Technical information
- Class: A
- ERP: Horizontal polarization: 880 watts (peak) 520 watts (average) Vertical polarization: 440 watts (peak) 220 watts (average)
- HAAT: 104 metres (341 ft)
- Transmitter coordinates: 49°04′20″N 122°24′11″W﻿ / ﻿49.0722°N 122.403°W

Links
- Webcast: Listen Live
- Website: civl.ca

= CIVL-FM =

Radio station at the University of the Fraser Valley in Abbotsford, British Columbia

CIVL-FM is a Canadian radio station located at the University of the Fraser Valley (Building S) in Abbotsford, British Columbia. More commonly known as CIVL Radio, the station serves the Fraser Valley Regional District, specifically the surrounding communities of UFV in Abbotsford, Chilliwack and Mission.

==History==
On September 7, 2006, Campus and Community Radio Society (UCFV) application was licensed by the Canadian Radio-television and Telecommunications Commission to operate a new English-language community-based campus FM radio station at the University College of the Fraser Valley in Abbotsford on the FM frequency of 88.5 MHz (channel 203A) with an average effective radiated power (ERP) of 92 watts.

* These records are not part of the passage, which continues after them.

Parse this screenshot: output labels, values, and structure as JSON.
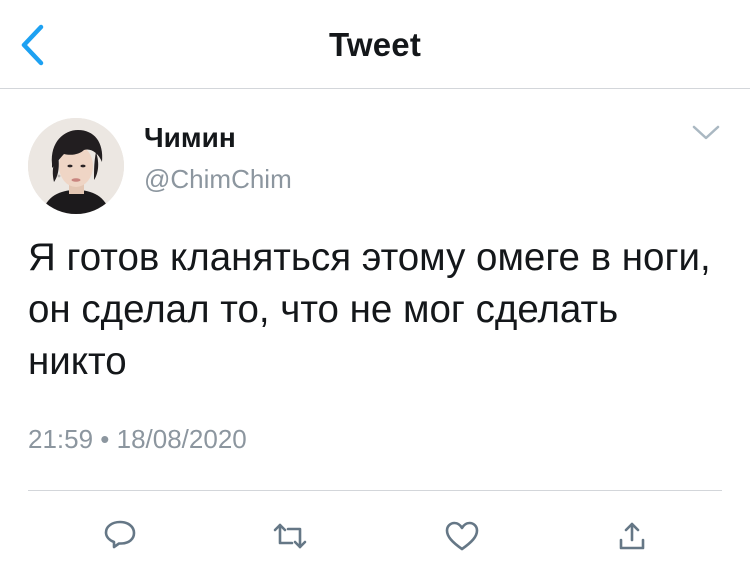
{
  "header": {
    "title": "Tweet",
    "back_icon": "chevron-left-icon"
  },
  "tweet": {
    "author": {
      "display_name": "Чимин",
      "handle": "@ChimChim"
    },
    "text": "Я готов кланяться этому омеге в ноги, он сделал то, что не мог сделать никто",
    "timestamp": "21:59 • 18/08/2020",
    "more_icon": "chevron-down-icon"
  },
  "actions": [
    {
      "name": "reply",
      "icon": "reply-icon"
    },
    {
      "name": "retweet",
      "icon": "retweet-icon"
    },
    {
      "name": "like",
      "icon": "heart-icon"
    },
    {
      "name": "share",
      "icon": "share-icon"
    }
  ],
  "colors": {
    "accent": "#1da1f2",
    "secondary_text": "#8c969f",
    "icon_gray": "#657786",
    "divider": "#d3d6da"
  }
}
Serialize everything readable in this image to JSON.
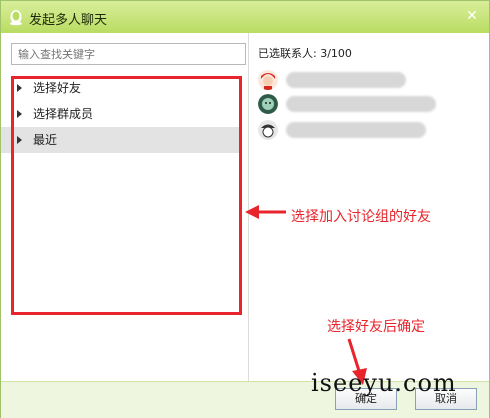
{
  "window": {
    "title": "发起多人聊天",
    "close_glyph": "✕"
  },
  "search": {
    "placeholder": "输入查找关键字"
  },
  "tree": {
    "items": [
      {
        "label": "选择好友",
        "selected": false
      },
      {
        "label": "选择群成员",
        "selected": false
      },
      {
        "label": "最近",
        "selected": true
      }
    ]
  },
  "selected": {
    "label": "已选联系人: 3/100",
    "contacts": [
      {
        "avatar": "red-hair-avatar"
      },
      {
        "avatar": "green-face-avatar"
      },
      {
        "avatar": "bw-hat-avatar"
      }
    ]
  },
  "buttons": {
    "ok": "确定",
    "cancel": "取消"
  },
  "annotations": {
    "middle": "选择加入讨论组的好友",
    "bottom": "选择好友后确定"
  },
  "watermark": "iseeyu.com",
  "colors": {
    "title_bar": "#b9dc62",
    "annotation_red": "#e8242c",
    "bottom_bar": "#eef6df"
  }
}
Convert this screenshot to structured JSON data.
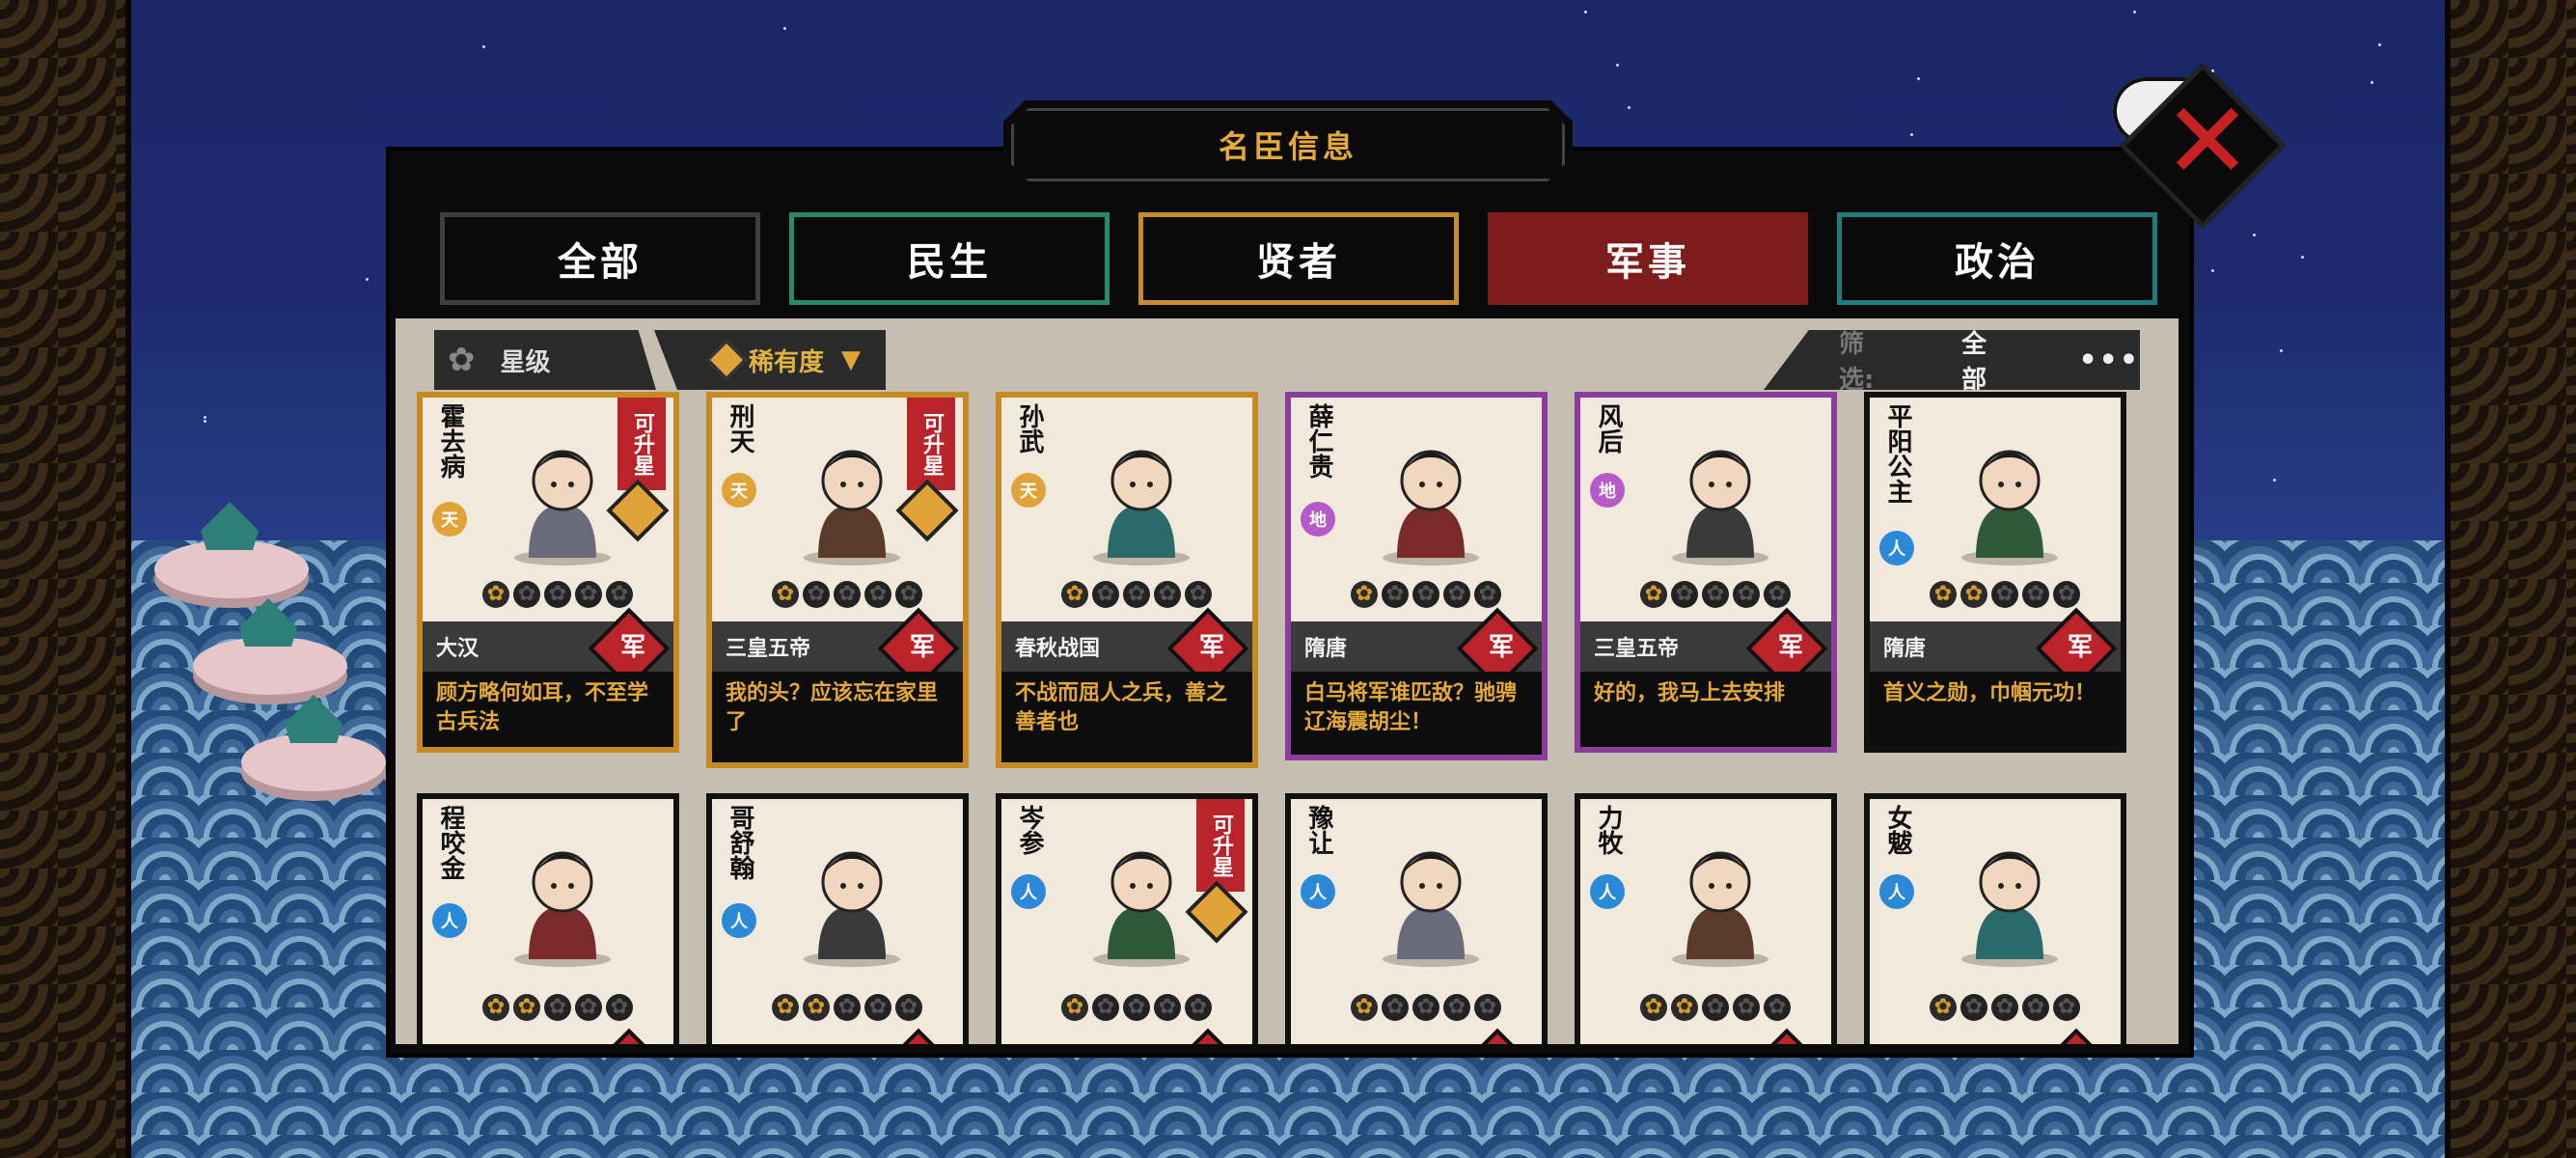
{
  "title": "名臣信息",
  "tabs": [
    {
      "label": "全部"
    },
    {
      "label": "民生"
    },
    {
      "label": "贤者"
    },
    {
      "label": "军事"
    },
    {
      "label": "政治"
    }
  ],
  "active_tab": "军事",
  "filters": {
    "star_label": "星级",
    "rarity_label": "稀有度",
    "filter_label": "筛选:",
    "filter_value": "全部",
    "more": "•••"
  },
  "close_icon": "close-x-icon",
  "card_badge": "军",
  "upgrade_label": "可升星",
  "cards_row1": [
    {
      "name": "霍去病",
      "rank": "天",
      "rank_type": "tian",
      "stars": 1,
      "era": "大汉",
      "quote": "顾方略何如耳，不至学古兵法",
      "upgrade": true,
      "frame": "gold"
    },
    {
      "name": "刑天",
      "rank": "天",
      "rank_type": "tian",
      "stars": 1,
      "era": "三皇五帝",
      "quote": "我的头？应该忘在家里了",
      "upgrade": true,
      "frame": "gold"
    },
    {
      "name": "孙武",
      "rank": "天",
      "rank_type": "tian",
      "stars": 1,
      "era": "春秋战国",
      "quote": "不战而屈人之兵，善之善者也",
      "upgrade": false,
      "frame": "gold"
    },
    {
      "name": "薛仁贵",
      "rank": "地",
      "rank_type": "di",
      "stars": 1,
      "era": "隋唐",
      "quote": "白马将军谁匹敌？驰骋辽海震胡尘！",
      "upgrade": false,
      "frame": "purple"
    },
    {
      "name": "风后",
      "rank": "地",
      "rank_type": "di",
      "stars": 1,
      "era": "三皇五帝",
      "quote": "好的，我马上去安排",
      "upgrade": false,
      "frame": "purple"
    },
    {
      "name": "平阳公主",
      "rank": "人",
      "rank_type": "ren",
      "stars": 2,
      "era": "隋唐",
      "quote": "首义之勋，巾帼元功！",
      "upgrade": false,
      "frame": "plain"
    }
  ],
  "cards_row2": [
    {
      "name": "程咬金",
      "rank": "人",
      "rank_type": "ren",
      "stars": 2,
      "upgrade": false
    },
    {
      "name": "哥舒翰",
      "rank": "人",
      "rank_type": "ren",
      "stars": 2,
      "upgrade": false
    },
    {
      "name": "岑参",
      "rank": "人",
      "rank_type": "ren",
      "stars": 1,
      "upgrade": true
    },
    {
      "name": "豫让",
      "rank": "人",
      "rank_type": "ren",
      "stars": 1,
      "upgrade": false
    },
    {
      "name": "力牧",
      "rank": "人",
      "rank_type": "ren",
      "stars": 2,
      "upgrade": false
    },
    {
      "name": "女魃",
      "rank": "人",
      "rank_type": "ren",
      "stars": 1,
      "upgrade": false
    }
  ]
}
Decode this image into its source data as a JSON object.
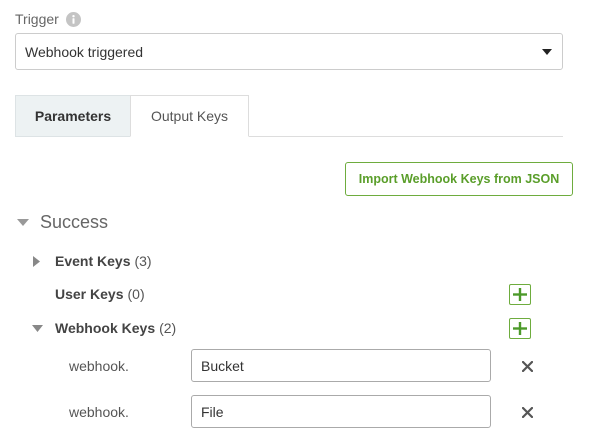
{
  "trigger": {
    "label": "Trigger",
    "info_icon": "info-icon",
    "selected": "Webhook triggered"
  },
  "tabs": [
    {
      "label": "Parameters",
      "state": "inactive"
    },
    {
      "label": "Output Keys",
      "state": "active"
    }
  ],
  "import_button": {
    "label": "Import Webhook Keys from JSON"
  },
  "success": {
    "label": "Success",
    "groups": [
      {
        "name": "Event Keys",
        "count": "(3)",
        "expanded": false
      },
      {
        "name": "User Keys",
        "count": "(0)"
      },
      {
        "name": "Webhook Keys",
        "count": "(2)",
        "expanded": true
      }
    ],
    "webhook_keys": [
      {
        "prefix": "webhook.",
        "value": "Bucket"
      },
      {
        "prefix": "webhook.",
        "value": "File"
      }
    ]
  },
  "colors": {
    "accent_green": "#6eac3e",
    "tab_inactive_bg": "#edf2f3",
    "border": "#cccccc"
  }
}
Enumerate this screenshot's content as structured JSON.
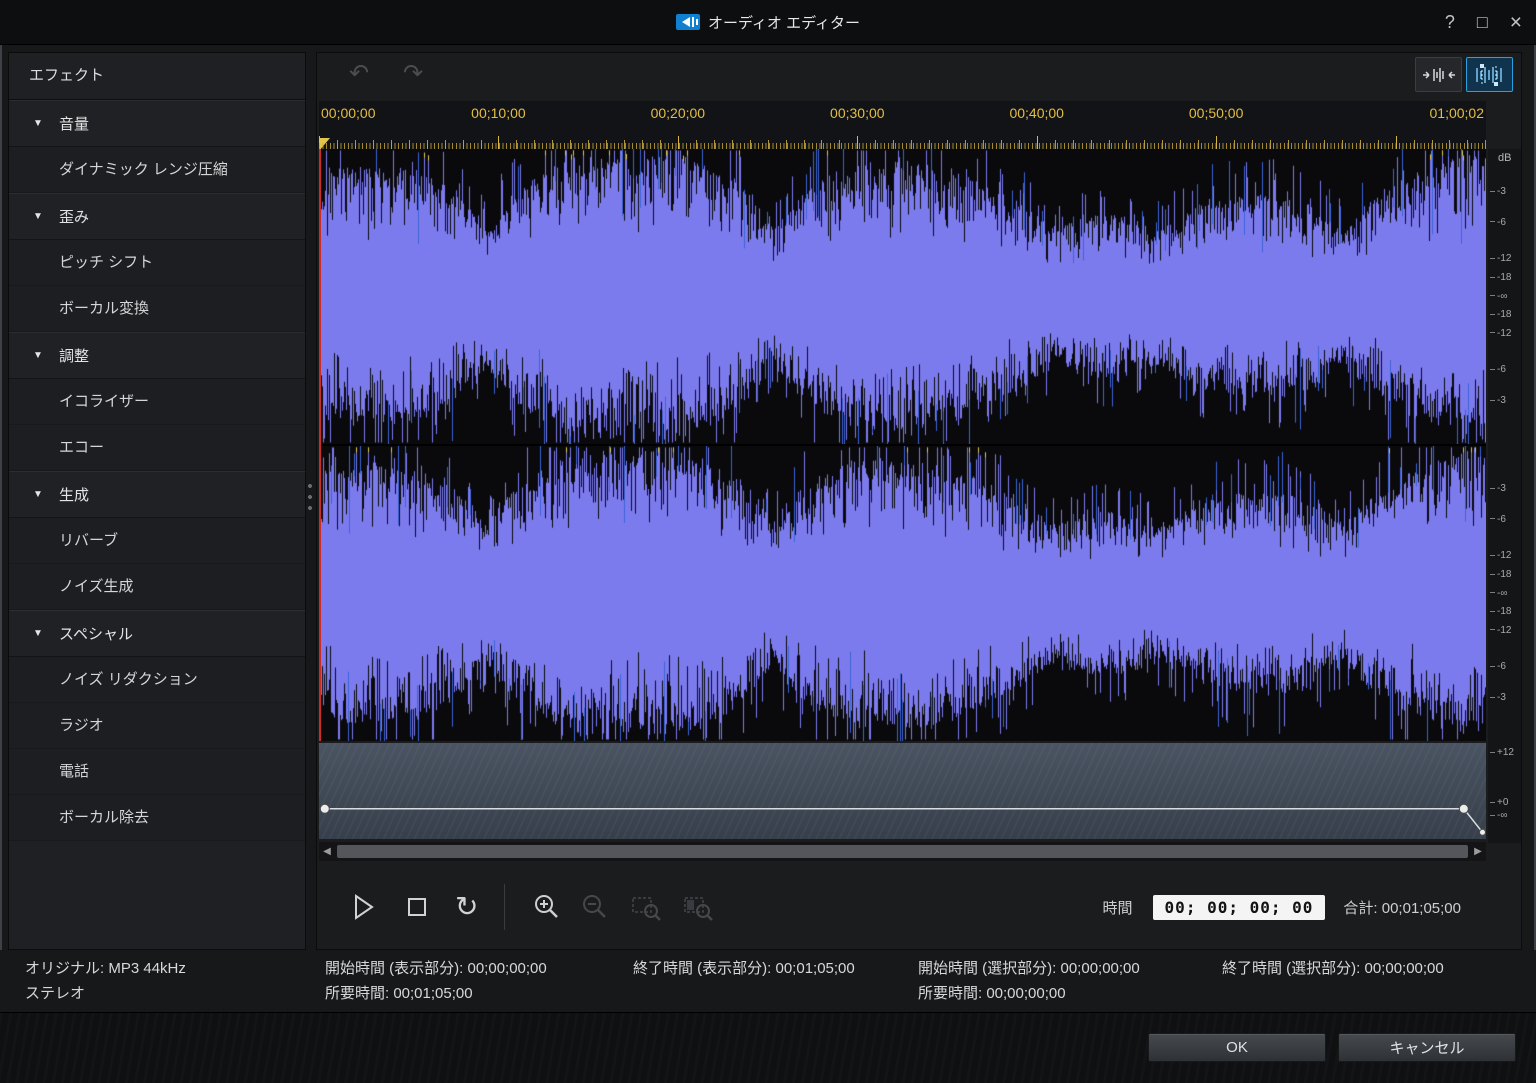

On May 21, 2010, the CRTC approved UFV Campus and Community Radio Society licence to move CIVL-FM from 88.5 MHz to 101.7 MHz. CIVL-FM signed on the air at its current 101.7 MHz frequency in September 2010. On January 17, 2012, the CRTC approved CIVL-FM's authorized contours by increasing its average effective radiated power (ERP) from 220 to 520 watts (maximum ERP from 550 to 880 watts), by decreasing the effective height of antenna above average terrain from 121 to 104 metres (directional antenna) and by relocating its transmitter site.

==Notes==
CIVL is a member of the National Campus and Community Radio Association.